L’Italia ha scelto il sì. Con il 69,62% delle preferenze, gli italiani hanno confermato la legge che era stata già approvata in parlamento lo scorso anno. I risultati del referendum costituzionale sul taglio dei parlamentari erano, per certi versi, prevedibili dopo l’atteggiamento dei diversi schieramenti politici. Meno prevedibili erano i dati sull’affluenza degli elettori che, per il referendum, si sono attestati sul 53,84%.
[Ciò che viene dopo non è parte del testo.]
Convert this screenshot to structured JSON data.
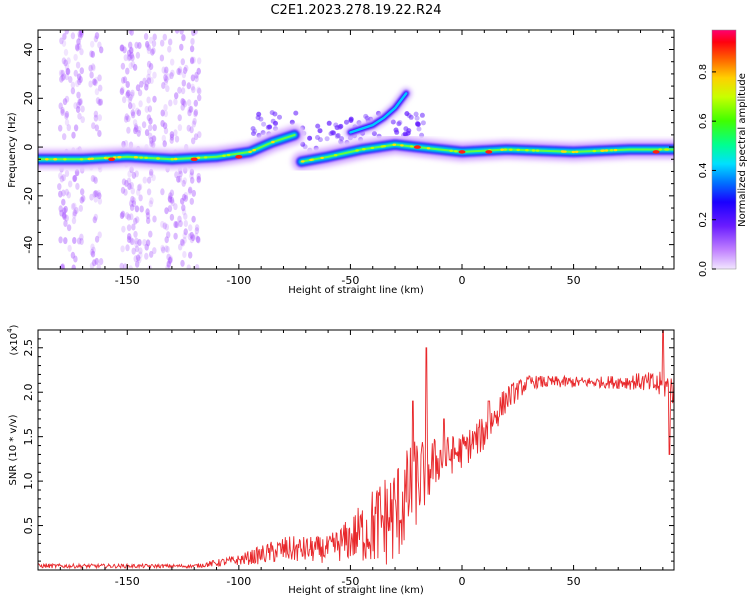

Referendum sul taglio dei parlamentari: cosa raccontano i risultati
Dopo l’approvazione della legge in parlamento, lo scorso anno, e il ricorso al referendum per non aver raggiunto una maggioranza qualificata, le posizioni degli schieramenti erano piuttosto delineate. Poi, con la caduta del governo e la creazione di un secondo governo guidato sempre da Giuseppe Conte, la composizione politica è cambiata con un singolare rimpasto tra maggioranze e opposizioni. Cambiando le posizioni politiche sono cambiate le posizioni ideologiche. Eccezion fatta per i 5 Stelle che erano stati i promotori della riforma e che hanno portato avanti compatti la loro battaglia fino in fondo, gli altri partiti si sono fondamentalmente spaccati. All’interno di Lega, PD e Forza Italia, per esempio, diversi esponenti hanno abbracciato posizioni contrapposte fino a quando i leader hanno lasciato libertà di voto ai loro elettori. Una disparità, dunque, tra il fronte del Sì, cresciuto costantemente, e quello del No che ha perso gradualmente corpo.
Cosa accadrà?
La legislatura in corso finirà nel 2023, se non si ricorrerà a elezioni anticipate, sarà quello l’anno in cui verrà applicata la legge approvata oggi con il referendum. Anche se, prima di procedere a nuove elezioni, bisognerà completare il puzzle legislativo per dare un senso a questa operazione.
La riforma elettorale
Una delle ragioni del No, infatti, metteva in evidenza le lacune della legge approvata in parlamento e ora confermata col referendum, in assenza di un’opportuna legge elettorale. Ora che si procederà, senza fare marcia indietro, verso il ridimensionamento delle poltrone, sarà necessario mettere mano alla riforma elettorale. La riforma dovrà garantire il carattere proporzionale tenendo conto delle nuove percentuali di rappresentatività. Dovrà continuare a garantire la stessa rappresentatività a tutte le regioni, senza penalizzare quelle a minore densità abitativa.